The region servers have regions under their control that:
-   Communicate with the client and handle data-related operations
-   Handle read and write requests
-   Decide the size of the region by following the region size thresholds

For read and write operations, the client will communicate directly with the region server, which will then coordinate the reads and writes

### 3. Zookeeper

Zookeeper is an open-source Apache project that provides services like maintaining configuration information, server/host naming, and providing distributed synchronization. It allows HBase to communicate with other data storage platforms such as AWS S3 or HDFS by acting as a distributed coordination service that can integrate various tools together.

Some of the main tasks include:
-   Discovering available servers
-   Tracking server failures and repairing failed nodes
-   Remembering what is stored in which network partition
-   Enabling communication between clients and region servers

HBase itself will take care of zookeeper. 

## HBase Data Redundancy

> To help ensure that the stored data is not lost if the node storing it crashes, most NoSQL tools store replicas of the same data

The vast majority of modern big data tools, such as Hadoop and NoSQL data stores, replicate data on separate, physically isolated computer nodes, perhaps in different regions to ensure resiliency to system failures. The cost of this is that you have to pay for storing redundant data which exists elsewhere.
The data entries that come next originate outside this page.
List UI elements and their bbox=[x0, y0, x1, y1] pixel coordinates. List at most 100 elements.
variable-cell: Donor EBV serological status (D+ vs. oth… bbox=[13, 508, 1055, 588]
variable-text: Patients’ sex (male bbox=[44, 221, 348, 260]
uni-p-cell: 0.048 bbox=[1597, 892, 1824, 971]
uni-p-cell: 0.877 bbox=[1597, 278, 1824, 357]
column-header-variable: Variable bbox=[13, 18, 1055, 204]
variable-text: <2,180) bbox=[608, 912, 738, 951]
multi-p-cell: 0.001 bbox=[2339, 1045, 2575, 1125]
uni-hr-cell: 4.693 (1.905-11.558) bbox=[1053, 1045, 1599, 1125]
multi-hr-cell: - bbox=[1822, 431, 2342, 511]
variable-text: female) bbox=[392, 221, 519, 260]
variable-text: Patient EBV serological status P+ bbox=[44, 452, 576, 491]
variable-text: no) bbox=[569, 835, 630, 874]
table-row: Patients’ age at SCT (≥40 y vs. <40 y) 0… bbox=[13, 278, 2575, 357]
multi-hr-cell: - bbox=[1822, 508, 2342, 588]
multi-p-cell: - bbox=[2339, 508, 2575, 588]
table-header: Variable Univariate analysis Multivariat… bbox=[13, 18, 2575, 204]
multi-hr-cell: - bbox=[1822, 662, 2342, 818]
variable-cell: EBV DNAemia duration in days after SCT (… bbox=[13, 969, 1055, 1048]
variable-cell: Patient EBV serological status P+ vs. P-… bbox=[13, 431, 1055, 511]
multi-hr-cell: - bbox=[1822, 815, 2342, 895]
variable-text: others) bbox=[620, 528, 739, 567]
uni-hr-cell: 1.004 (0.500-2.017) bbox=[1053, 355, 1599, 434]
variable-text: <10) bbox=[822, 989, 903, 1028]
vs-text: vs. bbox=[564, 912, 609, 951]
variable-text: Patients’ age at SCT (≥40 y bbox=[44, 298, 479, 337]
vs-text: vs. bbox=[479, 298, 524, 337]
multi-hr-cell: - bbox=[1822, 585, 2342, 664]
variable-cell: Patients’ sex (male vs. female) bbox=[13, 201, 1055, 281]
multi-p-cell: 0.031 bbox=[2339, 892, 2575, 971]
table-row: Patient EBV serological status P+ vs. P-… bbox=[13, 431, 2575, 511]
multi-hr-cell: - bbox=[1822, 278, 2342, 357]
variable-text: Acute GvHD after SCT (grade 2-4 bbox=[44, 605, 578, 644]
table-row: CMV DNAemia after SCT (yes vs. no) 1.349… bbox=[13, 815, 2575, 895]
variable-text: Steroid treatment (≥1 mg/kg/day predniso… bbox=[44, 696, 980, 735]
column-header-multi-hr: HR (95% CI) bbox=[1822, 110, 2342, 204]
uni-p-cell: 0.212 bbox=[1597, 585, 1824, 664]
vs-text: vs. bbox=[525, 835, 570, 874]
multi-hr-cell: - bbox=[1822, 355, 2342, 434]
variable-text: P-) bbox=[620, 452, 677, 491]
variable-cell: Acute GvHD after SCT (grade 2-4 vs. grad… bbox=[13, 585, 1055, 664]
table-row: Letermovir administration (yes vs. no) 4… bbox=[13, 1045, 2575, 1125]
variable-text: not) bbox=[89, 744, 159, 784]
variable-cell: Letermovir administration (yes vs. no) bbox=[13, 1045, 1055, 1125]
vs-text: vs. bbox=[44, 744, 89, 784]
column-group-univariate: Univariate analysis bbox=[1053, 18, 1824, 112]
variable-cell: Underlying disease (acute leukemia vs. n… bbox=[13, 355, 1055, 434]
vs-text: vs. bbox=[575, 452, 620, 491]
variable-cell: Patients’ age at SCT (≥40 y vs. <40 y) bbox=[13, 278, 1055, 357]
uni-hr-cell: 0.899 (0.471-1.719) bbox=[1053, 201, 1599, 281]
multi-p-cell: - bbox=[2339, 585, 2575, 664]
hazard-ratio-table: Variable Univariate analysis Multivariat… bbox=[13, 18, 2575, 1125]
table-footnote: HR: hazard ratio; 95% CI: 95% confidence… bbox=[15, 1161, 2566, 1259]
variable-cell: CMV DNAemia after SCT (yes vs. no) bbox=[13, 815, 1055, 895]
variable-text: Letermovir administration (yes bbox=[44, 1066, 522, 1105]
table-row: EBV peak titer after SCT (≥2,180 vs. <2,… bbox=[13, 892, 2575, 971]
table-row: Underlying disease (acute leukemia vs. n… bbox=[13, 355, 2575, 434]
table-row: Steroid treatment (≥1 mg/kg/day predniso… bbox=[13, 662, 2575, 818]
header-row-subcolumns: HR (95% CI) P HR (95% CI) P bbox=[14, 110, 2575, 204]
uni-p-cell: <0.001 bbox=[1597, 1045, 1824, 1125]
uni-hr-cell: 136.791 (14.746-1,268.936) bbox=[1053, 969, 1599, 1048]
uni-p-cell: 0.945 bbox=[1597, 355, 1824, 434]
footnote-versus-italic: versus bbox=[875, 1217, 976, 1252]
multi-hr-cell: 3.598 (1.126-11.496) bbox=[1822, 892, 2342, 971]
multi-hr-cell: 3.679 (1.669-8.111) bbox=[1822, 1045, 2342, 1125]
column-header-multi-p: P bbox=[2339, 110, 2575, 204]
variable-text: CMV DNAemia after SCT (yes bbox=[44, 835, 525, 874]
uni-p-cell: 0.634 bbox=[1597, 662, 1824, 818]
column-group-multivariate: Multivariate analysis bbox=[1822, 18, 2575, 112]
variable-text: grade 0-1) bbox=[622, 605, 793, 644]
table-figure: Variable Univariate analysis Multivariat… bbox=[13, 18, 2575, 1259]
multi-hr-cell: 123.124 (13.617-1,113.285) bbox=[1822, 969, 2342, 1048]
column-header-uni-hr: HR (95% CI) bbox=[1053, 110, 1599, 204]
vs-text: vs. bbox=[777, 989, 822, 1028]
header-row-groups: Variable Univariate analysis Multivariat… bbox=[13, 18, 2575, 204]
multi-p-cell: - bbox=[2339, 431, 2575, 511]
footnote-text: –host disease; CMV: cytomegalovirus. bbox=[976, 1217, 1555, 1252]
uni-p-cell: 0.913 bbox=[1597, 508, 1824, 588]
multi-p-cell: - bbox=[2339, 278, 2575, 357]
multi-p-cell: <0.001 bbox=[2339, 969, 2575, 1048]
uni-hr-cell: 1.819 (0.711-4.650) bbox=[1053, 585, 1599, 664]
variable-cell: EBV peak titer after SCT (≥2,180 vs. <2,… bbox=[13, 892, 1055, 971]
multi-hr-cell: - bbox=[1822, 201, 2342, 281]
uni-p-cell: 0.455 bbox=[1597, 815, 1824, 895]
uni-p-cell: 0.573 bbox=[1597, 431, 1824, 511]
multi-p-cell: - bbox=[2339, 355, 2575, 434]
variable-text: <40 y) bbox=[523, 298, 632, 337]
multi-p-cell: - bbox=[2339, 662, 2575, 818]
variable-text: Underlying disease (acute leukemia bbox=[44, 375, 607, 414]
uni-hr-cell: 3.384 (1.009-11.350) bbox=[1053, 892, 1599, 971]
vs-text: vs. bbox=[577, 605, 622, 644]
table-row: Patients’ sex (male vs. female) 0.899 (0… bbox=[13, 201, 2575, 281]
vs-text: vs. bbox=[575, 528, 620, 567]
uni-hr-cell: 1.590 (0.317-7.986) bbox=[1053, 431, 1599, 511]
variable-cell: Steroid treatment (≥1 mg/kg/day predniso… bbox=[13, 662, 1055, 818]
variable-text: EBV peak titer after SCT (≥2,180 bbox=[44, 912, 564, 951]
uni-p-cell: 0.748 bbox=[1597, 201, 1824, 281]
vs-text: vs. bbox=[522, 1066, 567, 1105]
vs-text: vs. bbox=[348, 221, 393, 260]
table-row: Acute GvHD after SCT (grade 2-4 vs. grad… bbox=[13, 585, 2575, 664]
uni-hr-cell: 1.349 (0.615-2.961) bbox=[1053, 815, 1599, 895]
It is standard to store 3 replicas of the same data to ensure data durability of a data system. For instance, Hadoop's HDFS is configured to have triple replication by default. The number of replicas can also be modified using the various parameters available in configuration files. In HBase, data replication occurs at the column family granularity. It is also possible to replicate entire HBase clusters, not just specific tables. For a more detailed explanation on HBase replication, [check this link](https://docs.cloudera.com/documentation/enterprise/6/6.3/topics/cdh_bdr_hbase_replication.html).  

## HBase Features

Below are the main features provided by HBase:

- HBase is built for low latency operations
- HBase provides fast random read operations.  It does so because it uses Hash tables and indexes the data stored in HDFS.
- HBase can store large amounts of data easily (terabytes and even petabytes) as clusters can be scaled up and down as required
- Automatic and configurable sharding (division) of tables
- Automatic failover supports between region servers
- Convenient base classes available for backing Hadoop MapReduce jobs in HBase tables
- Easy to use API for client access
- Supports real-time querying efficiently

It's also important to note what HBase is __not__:

-   It's not a SQL database and doesn't store data using the relational model
-   It's not designed for Online Transaction Processing (OLTP)
-   It doesn't provide typical database features like ACID (atomicity, consistency, isolation and durability) or data normalization
-   It's not designed to be used with small datasets - that would be overkill
-   Data is referenced _only_ using the row key, like in a key-value data store

## Key Takeaways

- HBase is a modern tool for storing and analyzing big data in tables. It does so using a column-oriented approach. This should not be confused with the row-oriented approach that traditional relational databases use.
- The intersection of a row and column in a table is called a _cell_.  Cells store data, which in turn is accessed using a unique ID called the _row key_.
- Related columns in HBase are grouped together into _column families_. An HBase table can have more than one column family. 
- HBase's architecture is composed of 3 main components: _HMaster_ (which acts as the master server), _Region Servers_ (which are various nodes that store tables), and _Zookeeper_ (which coordinates the various administrative tasks).
- HBase is designed to efficiently handle unstructured and semi-structured data using low-latency operations. The tool is easy to scale and support batch and real-time querying of data.